In a recent interview with The Jerusalem Post, IVA chairman Yoram Oran said quarterly fluctuations were not important in measuring the long-term investment trend.

By YIGAL GRAYEFF
November 15, 2005 07:18
2 minute read.

The amount of money raised by Israeli hi-tech companies slumped to $336 million in the third quarter from $438m. in the same period a year earlier, as the number of companies seeking investment fell to 90 from 113, the IVC Research Center said on Monday. However, Efrat Zakai, the director of research at IVC, said that capital raising was more stable over a longer time period, and in the first nine months of the year, the amount obtained slipped to $1.07 billion from $1.1b. in the same period of 2004. In addition, Zakai forecast that the figure for 2005 would be $1.4b. compared with $1.47b. last year.
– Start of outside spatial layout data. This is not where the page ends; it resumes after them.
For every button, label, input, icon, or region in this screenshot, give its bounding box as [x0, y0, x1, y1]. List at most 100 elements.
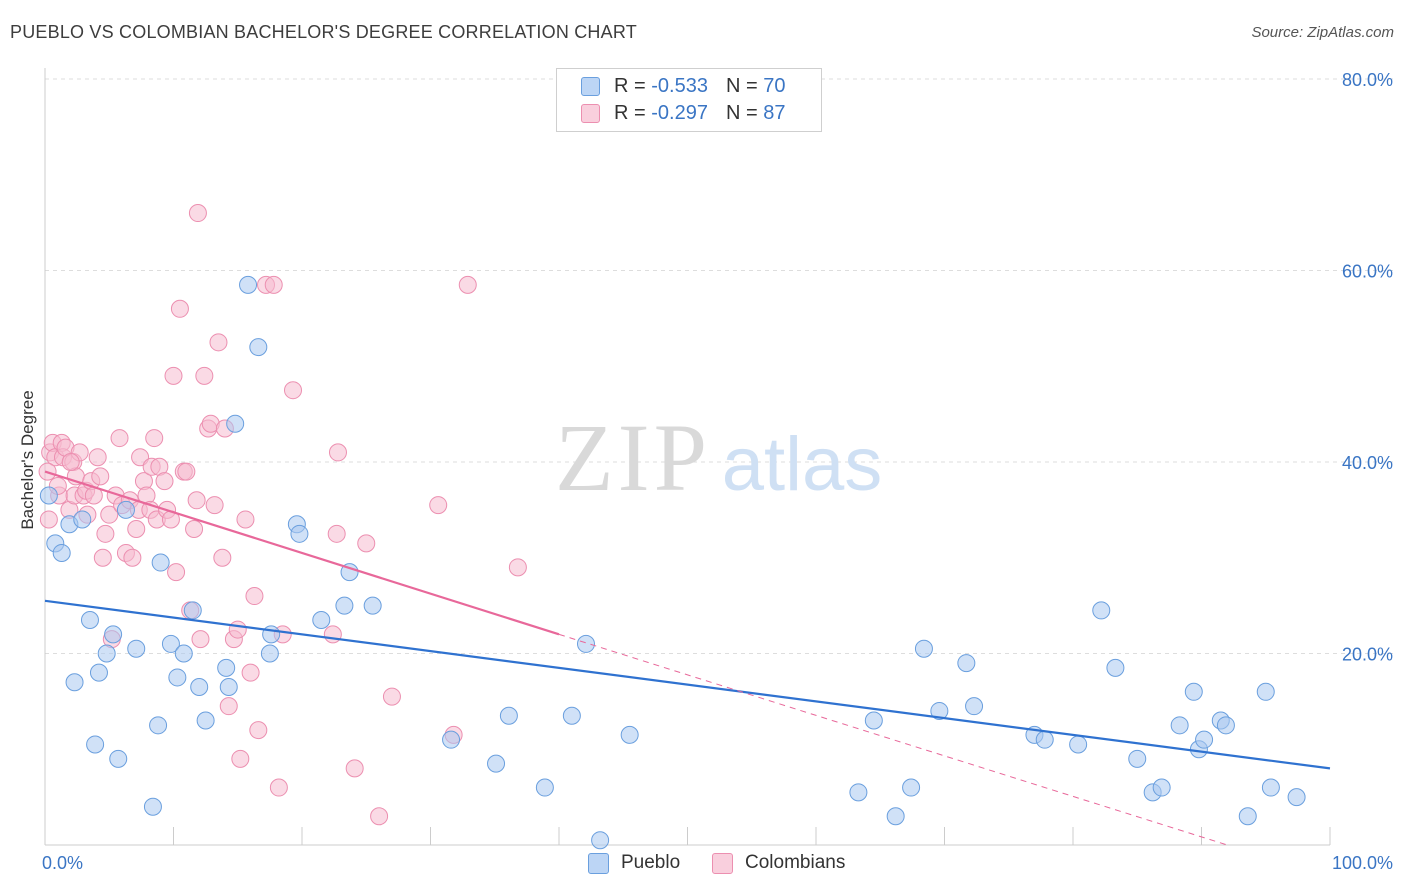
- trend-lines: [44, 470, 1331, 846]
- pueblo-point: [151, 553, 170, 572]
- pueblo-point: [104, 625, 123, 644]
- colombians-point: [123, 548, 142, 567]
- pueblo-point: [1170, 716, 1189, 735]
- pueblo-point: [487, 754, 506, 773]
- r-value: -0.533: [651, 74, 708, 97]
- legend-row-pueblo: R = -0.533 N = 70: [581, 74, 785, 98]
- pueblo-trend-line: [44, 599, 1331, 770]
- colombians-point: [429, 496, 448, 515]
- colombians-swatch: [712, 852, 733, 874]
- pueblo-point: [183, 601, 202, 620]
- colombians-point: [264, 275, 283, 294]
- colombians-point: [164, 366, 183, 385]
- colombians-point: [209, 333, 228, 352]
- colombians-point: [93, 548, 112, 567]
- colombians-point: [91, 467, 110, 486]
- colombians-point: [249, 721, 268, 740]
- pueblo-point: [902, 778, 921, 797]
- colombians-point: [145, 429, 164, 448]
- colombians-point: [328, 443, 347, 462]
- y-tick-label: 20.0%: [1342, 645, 1393, 665]
- pueblo-point: [249, 338, 268, 357]
- colombians-point: [131, 448, 150, 467]
- tick-labels: 20.0% 40.0% 60.0% 80.0% 0.0% 100.0%: [42, 70, 1393, 873]
- colombians-point: [357, 534, 376, 553]
- pueblo-point: [499, 706, 518, 725]
- pueblo-point: [97, 644, 116, 663]
- pueblo-point: [1195, 730, 1214, 749]
- colombians-point: [155, 472, 174, 491]
- colombians-point: [213, 548, 232, 567]
- pueblo-point: [340, 563, 359, 582]
- n-value: 87: [763, 101, 786, 124]
- legend-label: Pueblo: [621, 852, 681, 873]
- pueblo-point: [1106, 658, 1125, 677]
- source-label: Source: ZipAtlas.com: [1251, 24, 1394, 41]
- colombians-point: [236, 510, 255, 529]
- colombians-point: [370, 807, 389, 826]
- colombians-point: [187, 491, 206, 510]
- legend-item-colombians[interactable]: Colombians: [712, 852, 845, 874]
- r-label: R =: [614, 74, 646, 97]
- colombians-point: [127, 520, 146, 539]
- colombians-point: [100, 505, 119, 524]
- pueblo-point: [1035, 730, 1054, 749]
- y-tick-label: 80.0%: [1342, 70, 1393, 90]
- pueblo-point: [262, 625, 281, 644]
- pueblo-point: [957, 654, 976, 673]
- pueblo-swatch: [581, 76, 600, 96]
- pueblo-point: [73, 510, 92, 529]
- pueblo-point: [363, 596, 382, 615]
- pueblo-point: [127, 639, 146, 658]
- legend-row-colombians: R = -0.297 N = 87: [581, 101, 785, 125]
- colombians-point: [508, 558, 527, 577]
- pueblo-point: [143, 797, 162, 816]
- legend-item-pueblo[interactable]: Pueblo: [588, 852, 680, 874]
- pueblo-swatch: [588, 852, 609, 874]
- pueblo-point: [1069, 735, 1088, 754]
- pueblo-point: [591, 831, 610, 850]
- pueblo-point: [149, 716, 168, 735]
- colombians-point: [39, 510, 58, 529]
- colombians-point: [323, 625, 342, 644]
- pueblo-point: [864, 711, 883, 730]
- x-tick-label: 0.0%: [42, 853, 83, 873]
- pueblo-points: [39, 275, 1306, 850]
- pueblo-point: [39, 486, 58, 505]
- colombians-point: [245, 587, 264, 606]
- pueblo-point: [576, 634, 595, 653]
- pueblo-point: [1128, 749, 1147, 768]
- pueblo-point: [535, 778, 554, 797]
- y-tick-label: 60.0%: [1342, 262, 1393, 282]
- colombians-point: [458, 275, 477, 294]
- pueblo-point: [290, 524, 309, 543]
- pueblo-point: [168, 668, 187, 687]
- watermark-atlas: atlas: [722, 422, 883, 507]
- colombians-point: [284, 381, 303, 400]
- colombians-trend-line: [44, 470, 560, 636]
- n-label: N =: [725, 74, 758, 97]
- colombians-point: [170, 299, 189, 318]
- pueblo-point: [116, 500, 135, 519]
- pueblo-point: [190, 678, 209, 697]
- n-value: 70: [763, 74, 786, 97]
- colombians-point: [241, 663, 260, 682]
- colombians-point: [191, 630, 210, 649]
- axes: [44, 68, 1331, 846]
- pueblo-point: [849, 783, 868, 802]
- pueblo-point: [239, 275, 258, 294]
- pueblo-point: [217, 658, 236, 677]
- pueblo-point: [1256, 682, 1275, 701]
- colombians-point: [228, 620, 247, 639]
- series-legend: Pueblo Colombians: [0, 852, 1406, 878]
- pueblo-point: [562, 706, 581, 725]
- colombians-point: [167, 563, 186, 582]
- pueblo-point: [1184, 682, 1203, 701]
- chart-title: PUEBLO VS COLOMBIAN BACHELOR'S DEGREE CO…: [10, 22, 637, 42]
- colombians-point: [185, 520, 204, 539]
- pueblo-point: [109, 749, 128, 768]
- pueblo-point: [965, 697, 984, 716]
- watermark-zip: ZIP: [555, 404, 711, 511]
- r-value: -0.297: [651, 101, 708, 124]
- pueblo-point: [1287, 788, 1306, 807]
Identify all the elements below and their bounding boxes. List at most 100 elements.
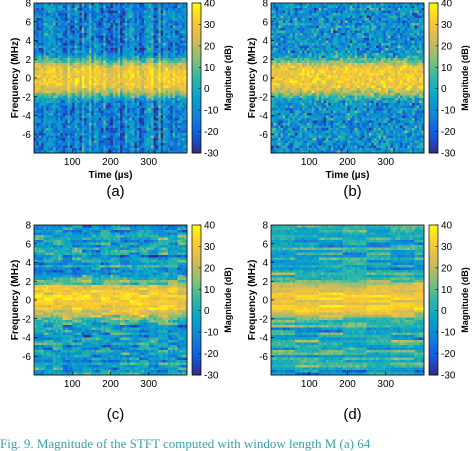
x-tick-label: 100 — [301, 157, 318, 168]
colorbar-tick-label: 20 — [204, 263, 216, 274]
y-tick-label: -2 — [259, 314, 268, 325]
colorbar-tick-label: 0 — [204, 84, 210, 95]
y-tick-label: -4 — [22, 333, 31, 344]
y-tick-label: 4 — [262, 258, 268, 269]
y-tick-label: 6 — [262, 17, 268, 28]
colorbar-tick-label: 30 — [441, 20, 453, 31]
colorbar-tick-label: 30 — [204, 242, 216, 253]
y-tick-label: 8 — [262, 221, 268, 232]
figure-caption: Fig. 9. Magnitude of the STFT computed w… — [0, 436, 474, 451]
colorbar-tick-label: -30 — [441, 149, 456, 160]
colorbar-tick-label: -20 — [441, 127, 456, 138]
spectrogram-heatmap — [271, 225, 424, 375]
y-tick-label: 8 — [262, 0, 268, 10]
colorbar-tick-label: 10 — [204, 63, 216, 74]
x-tick-label: 100 — [64, 379, 81, 390]
y-tick-label: 2 — [262, 55, 268, 66]
spectrogram-heatmap — [34, 3, 187, 153]
y-tick-label: 8 — [25, 0, 31, 10]
x-tick-label: 300 — [377, 379, 394, 390]
colorbar-tick-label: 30 — [441, 242, 453, 253]
y-tick-label: -6 — [259, 352, 268, 363]
y-tick-label: 2 — [262, 277, 268, 288]
colorbar: 40 30 20 10 0 -10 -20 -30 Magnitude (dB) — [192, 0, 233, 160]
y-tick-label: -6 — [22, 130, 31, 141]
y-tick-label: -2 — [22, 314, 31, 325]
colorbar-tick-label: -10 — [441, 328, 456, 339]
y-tick-label: 8 — [25, 221, 31, 232]
colorbar-tick-label: -10 — [204, 328, 219, 339]
y-tick-label: 2 — [25, 277, 31, 288]
y-axis-label: Frequency (MHz) — [10, 260, 21, 341]
y-tick-label: -4 — [259, 111, 268, 122]
colorbar-tick-label: -20 — [204, 349, 219, 360]
y-tick-label: 4 — [262, 36, 268, 47]
x-axis-label: Time (µs) — [89, 170, 133, 181]
colorbar: 40 30 20 10 0 -10 -20 -30 Magnitude (dB) — [192, 221, 233, 382]
y-tick-label: 2 — [25, 55, 31, 66]
colorbar-tick-label: 30 — [204, 20, 216, 31]
x-tick-label: 200 — [339, 379, 356, 390]
y-tick-label: -4 — [259, 333, 268, 344]
y-tick-label: 6 — [262, 239, 268, 250]
colorbar-label: Magnitude (dB) — [223, 45, 233, 111]
spectrogram-heatmap — [271, 3, 424, 153]
colorbar-tick-label: -20 — [441, 349, 456, 360]
colorbar-tick-label: 40 — [441, 221, 453, 232]
panel-label: (c) — [107, 406, 125, 423]
colorbar-label: Magnitude (dB) — [223, 267, 233, 333]
colorbar-tick-label: -10 — [441, 106, 456, 117]
x-tick-label: 200 — [339, 157, 356, 168]
x-tick-label: 200 — [102, 157, 119, 168]
colorbar-tick-label: -10 — [204, 106, 219, 117]
y-tick-label: -2 — [259, 92, 268, 103]
y-tick-label: -4 — [22, 111, 31, 122]
colorbar-tick-label: -20 — [204, 127, 219, 138]
colorbar: 40 30 20 10 0 -10 -20 -30 Magnitude (dB) — [429, 221, 470, 382]
x-tick-label: 300 — [140, 379, 157, 390]
colorbar-tick-label: 10 — [441, 285, 453, 296]
colorbar-tick-label: 20 — [441, 263, 453, 274]
colorbar: 40 30 20 10 0 -10 -20 -30 Magnitude (dB) — [429, 0, 470, 160]
x-tick-label: 100 — [64, 157, 81, 168]
y-tick-label: -2 — [22, 92, 31, 103]
colorbar-tick-label: 10 — [204, 285, 216, 296]
y-tick-label: 6 — [25, 17, 31, 28]
panel-label: (a) — [106, 183, 124, 200]
colorbar-tick-label: 0 — [204, 306, 210, 317]
y-tick-label: 4 — [25, 36, 31, 47]
y-axis-label: Frequency (MHz) — [247, 260, 258, 341]
y-tick-label: 0 — [25, 74, 31, 85]
colorbar-tick-label: -30 — [204, 371, 219, 382]
colorbar-label: Magnitude (dB) — [460, 45, 470, 111]
colorbar-tick-label: 0 — [441, 84, 447, 95]
y-tick-label: -6 — [22, 352, 31, 363]
x-tick-label: 100 — [301, 379, 318, 390]
y-axis-label: Frequency (MHz) — [10, 38, 21, 119]
spectrogram-heatmap — [34, 225, 187, 375]
panel-label: (b) — [343, 183, 361, 200]
y-tick-label: 0 — [25, 296, 31, 307]
colorbar-tick-label: 40 — [441, 0, 453, 10]
colorbar-label: Magnitude (dB) — [460, 267, 470, 333]
y-axis-label: Frequency (MHz) — [247, 38, 258, 119]
y-tick-label: -6 — [259, 130, 268, 141]
x-axis-label: Time (µs) — [326, 170, 370, 181]
x-tick-label: 300 — [377, 157, 394, 168]
y-tick-label: 0 — [262, 296, 268, 307]
y-tick-label: 4 — [25, 258, 31, 269]
colorbar-tick-label: 0 — [441, 306, 447, 317]
y-tick-label: 6 — [25, 239, 31, 250]
colorbar-tick-label: 20 — [441, 41, 453, 52]
x-tick-label: 300 — [140, 157, 157, 168]
colorbar-tick-label: -30 — [204, 149, 219, 160]
panel-label: (d) — [343, 406, 361, 423]
colorbar-tick-label: 20 — [204, 41, 216, 52]
colorbar-tick-label: 40 — [204, 0, 216, 10]
y-tick-label: 0 — [262, 74, 268, 85]
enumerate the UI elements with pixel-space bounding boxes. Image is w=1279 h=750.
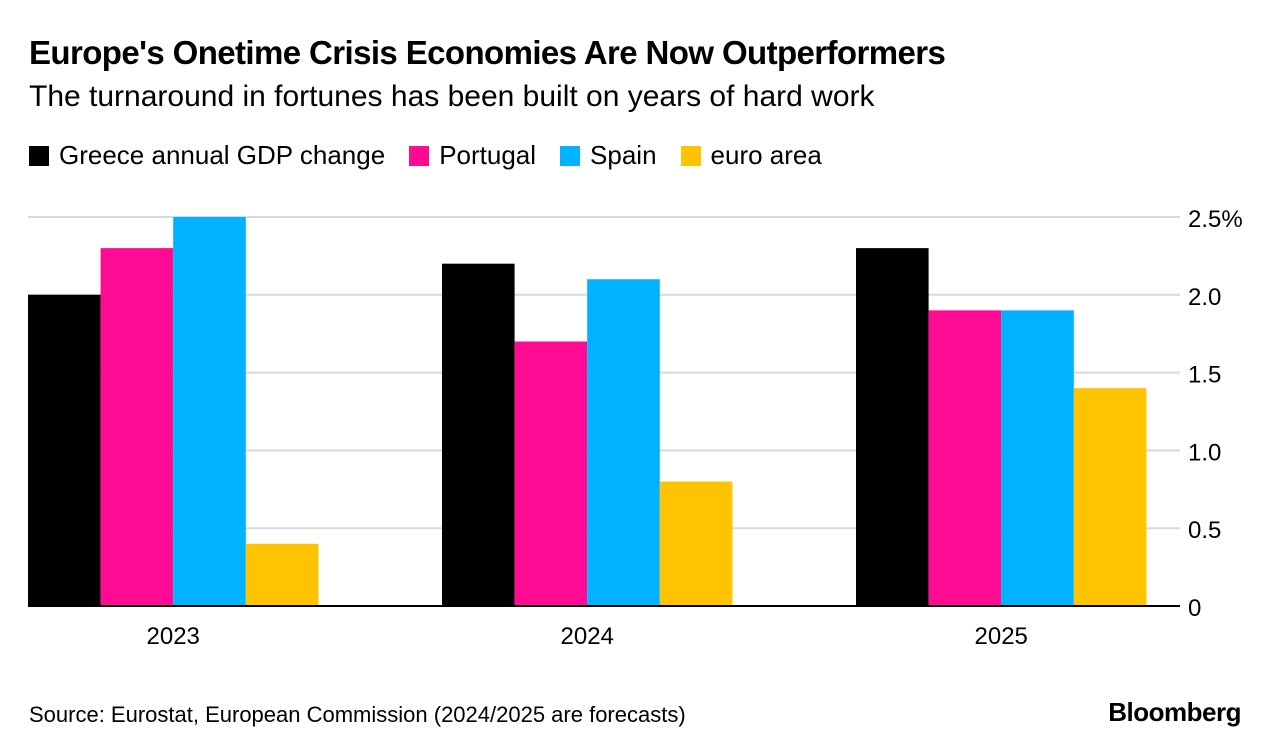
y-tick-label: 1.0 [1188,439,1221,466]
chart-subtitle: The turnaround in fortunes has been buil… [29,80,875,113]
bar-portugal-2023 [100,248,174,606]
bar-euro-2025 [1073,388,1147,606]
bar-chart: 0 0.5 1.0 1.5 2.0 2.5% 2023 2024 2025 [28,206,1243,650]
bloomberg-logo: Bloomberg [1108,697,1241,727]
legend-item-3: euro area [680,140,822,171]
bar-portugal-2025 [928,310,1002,606]
bar-greece-2025 [856,248,929,606]
legend-swatch [29,145,49,166]
source-note: Source: Eurostat, European Commission (2… [29,702,686,727]
y-tick-label: 2.0 [1188,284,1221,311]
legend-item-1: Portugal [409,140,536,171]
legend-item-2: Spain [560,140,657,171]
y-tick-label: 1.5 [1188,362,1221,389]
bar-spain-2024 [587,279,660,606]
legend-label: euro area [710,140,822,170]
x-tick-label: 2025 [975,623,1028,650]
bar-spain-2025 [1001,310,1074,606]
x-tick-label: 2024 [561,623,614,650]
chart-title: Europe's Onetime Crisis Economies Are No… [29,34,946,71]
bar-spain-2023 [173,217,246,606]
legend-label: Portugal [439,140,537,170]
y-tick-label: 0 [1188,595,1201,622]
legend-label: Greece annual GDP change [59,140,386,170]
y-tick-label: 2.5% [1188,206,1243,233]
legend-swatch [560,145,581,166]
legend-swatch [680,145,701,166]
bar-portugal-2024 [514,341,588,606]
legend-swatch [409,145,430,166]
bar-euro-2023 [245,543,319,606]
y-tick-label: 0.5 [1188,517,1221,544]
legend-item-0: Greece annual GDP change [29,140,385,171]
bar-greece-2024 [442,263,515,606]
bar-greece-2023 [28,294,101,606]
bar-euro-2024 [659,481,733,606]
x-tick-label: 2023 [147,623,200,650]
legend-label: Spain [590,140,657,170]
legend: Greece annual GDP change Portugal Spain eur… [29,140,846,171]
In a recent interview with The Jerusalem Post, Israel Venture Association chairman Yoram Oran said quarterly fluctuations were not important in measuring the long-term investment trend. "You need to ignore quarterly changes, they are not indicative at all," he said. He added that VC investments depended as much on the financial needs of the companies as it did on whether or not investors wanted to put money into Israeli technology. He stressed that an important indicator was the amount of seed funding, as this was a guide for future growth. However, seed funding in third quarter slipped to $34m. from $36m. a year earlier, although it was up from $22m. in the second quarter. The average company financing round in the third quarter dropped to $3.73m. from $3.87m. as 66 start-ups attracted more than $1m. each, 15 raised $5m.-$10m., four raised $10m.-$20m., and one raised more than $20m. The amount that Israeli venture capital firms invested fell to $188m. from $194m., although their share of the total amount rose to 56% from an average of 42%. In addition, Israeli VCs invested $20m. in eight foreign companies, down from $23m. a year earlier. The sector that attracted the most money was communications as 31 companies raised $112m., or 33% of the total. In the same period last year, the sector attracted $121m., or 28%. The next most popular sector was software, with 16 companies raising $55m., while life sciences companies raised $53m. IVC, which carried out the study in cooperation with the IVA, said the survey was based on reports from 92 venture investors of which 57 are Israeli management companies.